Een wonderlijk ballet van aantrekken en afstoten, op en af, geven en nemen, op het brede voetpad tussen Plattesteen en Gerechtsplein.

zondag 4 november 2012

Gespot : Een bezienswaardigheid



Aan het Congresplein ligt zowaar een reusachtig paleis. Is me nooit opgevallen.
Bij nader toezien blijkt dit de Ambassade en Missie van het Vorstendom Liechtenstein te zijn.
Welgeteld drieëndertigduizend inwoners en sinds 1984 is er zelfs vrouwenstemrecht, ze worden dus mee opgestuwd in de vaart der volkeren.
Welke godverdomse missie heeft dit miniscule bergstaatje in het Belgische Koninkrijk ? In een straal van honderd meter liggen alle grote financiële instellingen, inclusief de Nationale Bank, veel verder moeten we de missie niet zoeken.
Pretentie genoeg, geld op overschot.
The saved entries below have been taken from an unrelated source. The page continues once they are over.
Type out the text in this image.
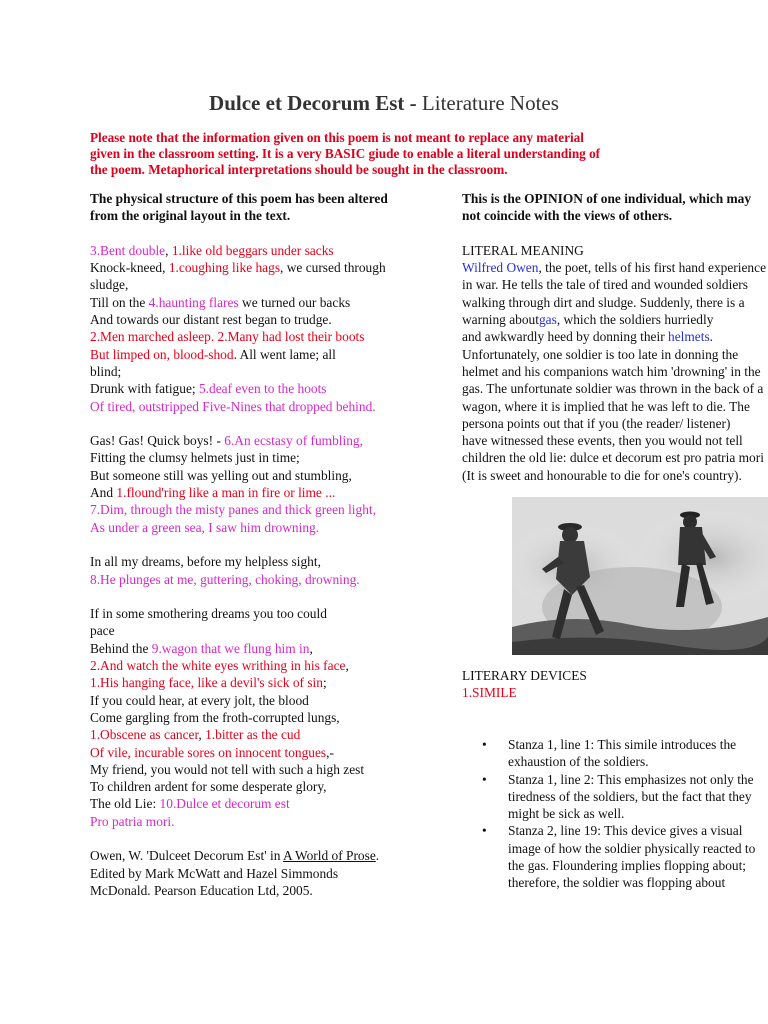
Dulce et Decorum Est - Literature Notes
Please note that the information given on this poem is not meant to replace any material
given in the classroom setting. It is a very BASIC giude to enable a literal understanding of
the poem. Metaphorical interpretations should be sought in the classroom.
The physical structure of this poem has been altered
from the original layout in the text.
3.Bent double, 1.like old beggars under sacks
Knock-kneed, 1.coughing like hags, we cursed through
sludge,
Till on the 4.haunting flares we turned our backs
And towards our distant rest began to trudge.
2.Men marched asleep. 2.Many had lost their boots
But limped on, blood-shod. All went lame; all
blind;
Drunk with fatigue; 5.deaf even to the hoots
Of tired, outstripped Five-Nines that dropped behind.
Gas! Gas! Quick boys! - 6.An ecstasy of fumbling,
Fitting the clumsy helmets just in time;
But someone still was yelling out and stumbling,
And 1.flound'ring like a man in fire or lime ...
7.Dim, through the misty panes and thick green light,
As under a green sea, I saw him drowning.
In all my dreams, before my helpless sight,
8.He plunges at me, guttering, choking, drowning.
If in some smothering dreams you too could
pace
Behind the 9.wagon that we flung him in,
2.And watch the white eyes writhing in his face,
1.His hanging face, like a devil's sick of sin;
If you could hear, at every jolt, the blood
Come gargling from the froth-corrupted lungs,
1.Obscene as cancer, 1.bitter as the cud
Of vile, incurable sores on innocent tongues,-
My friend, you would not tell with such a high zest
To children ardent for some desperate glory,
The old Lie: 10.Dulce et decorum est
Pro patria mori.
Owen, W. 'Dulceet Decorum Est' in A World of Prose.
Edited by Mark McWatt and Hazel Simmonds
McDonald. Pearson Education Ltd, 2005.
This is the OPINION of one individual, which may
not coincide with the views of others.
LITERAL MEANING
Wilfred Owen, the poet, tells of his first hand experience
in war. He tells the tale of tired and wounded soldiers
walking through dirt and sludge. Suddenly, there is a
warning aboutgas, which the soldiers hurriedly
and awkwardly heed by donning their helmets.
Unfortunately, one soldier is too late in donning the
helmet and his companions watch him 'drowning' in the
gas. The unfortunate soldier was thrown in the back of a
wagon, where it is implied that he was left to die. The
persona points out that if you (the reader/ listener)
have witnessed these events, then you would not tell
children the old lie: dulce et decorum est pro patria mori
(It is sweet and honourable to die for one's country).
LITERARY DEVICES
1.SIMILE
• Stanza 1, line 1: This simile introduces the
exhaustion of the soldiers.
• Stanza 1, line 2: This emphasizes not only the
tiredness of the soldiers, but the fact that they
might be sick as well.
• Stanza 2, line 19: This device gives a visual
image of how the soldier physically reacted to
the gas. Floundering implies flopping about;
therefore, the soldier was flopping about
Een speldeprik groot, een ambassade ter grootte van Versailles, tuin incluis. Als ze een beetje opschuiven kan het godganse Vorstendom er schuilen voor de regen.

donderdag 1 november 2012

Allerheiligen

Geen levende ziel te bespeuren op één november in het Fontainasparkje. Zelfs geen hond die zijn baasje uit laat. Om de hoek staat een Japanse man in kimono, hij zwaait met een geveinsd zwaard en slaakt rauwe kreten, alsof hij hier in de vroege regen zijn voorouders aanroept. Er is één grijze duif in de Maagdenstraat, vruchteloos op zoek naar een kruimel, maar in deze buurt zijn mensen zuinig met hun brood. Het regent onrechtvaardig hard op Allerheiligen, het zou altijd moeten sneeuwen op zo'n dag.
Het witte manna als troost.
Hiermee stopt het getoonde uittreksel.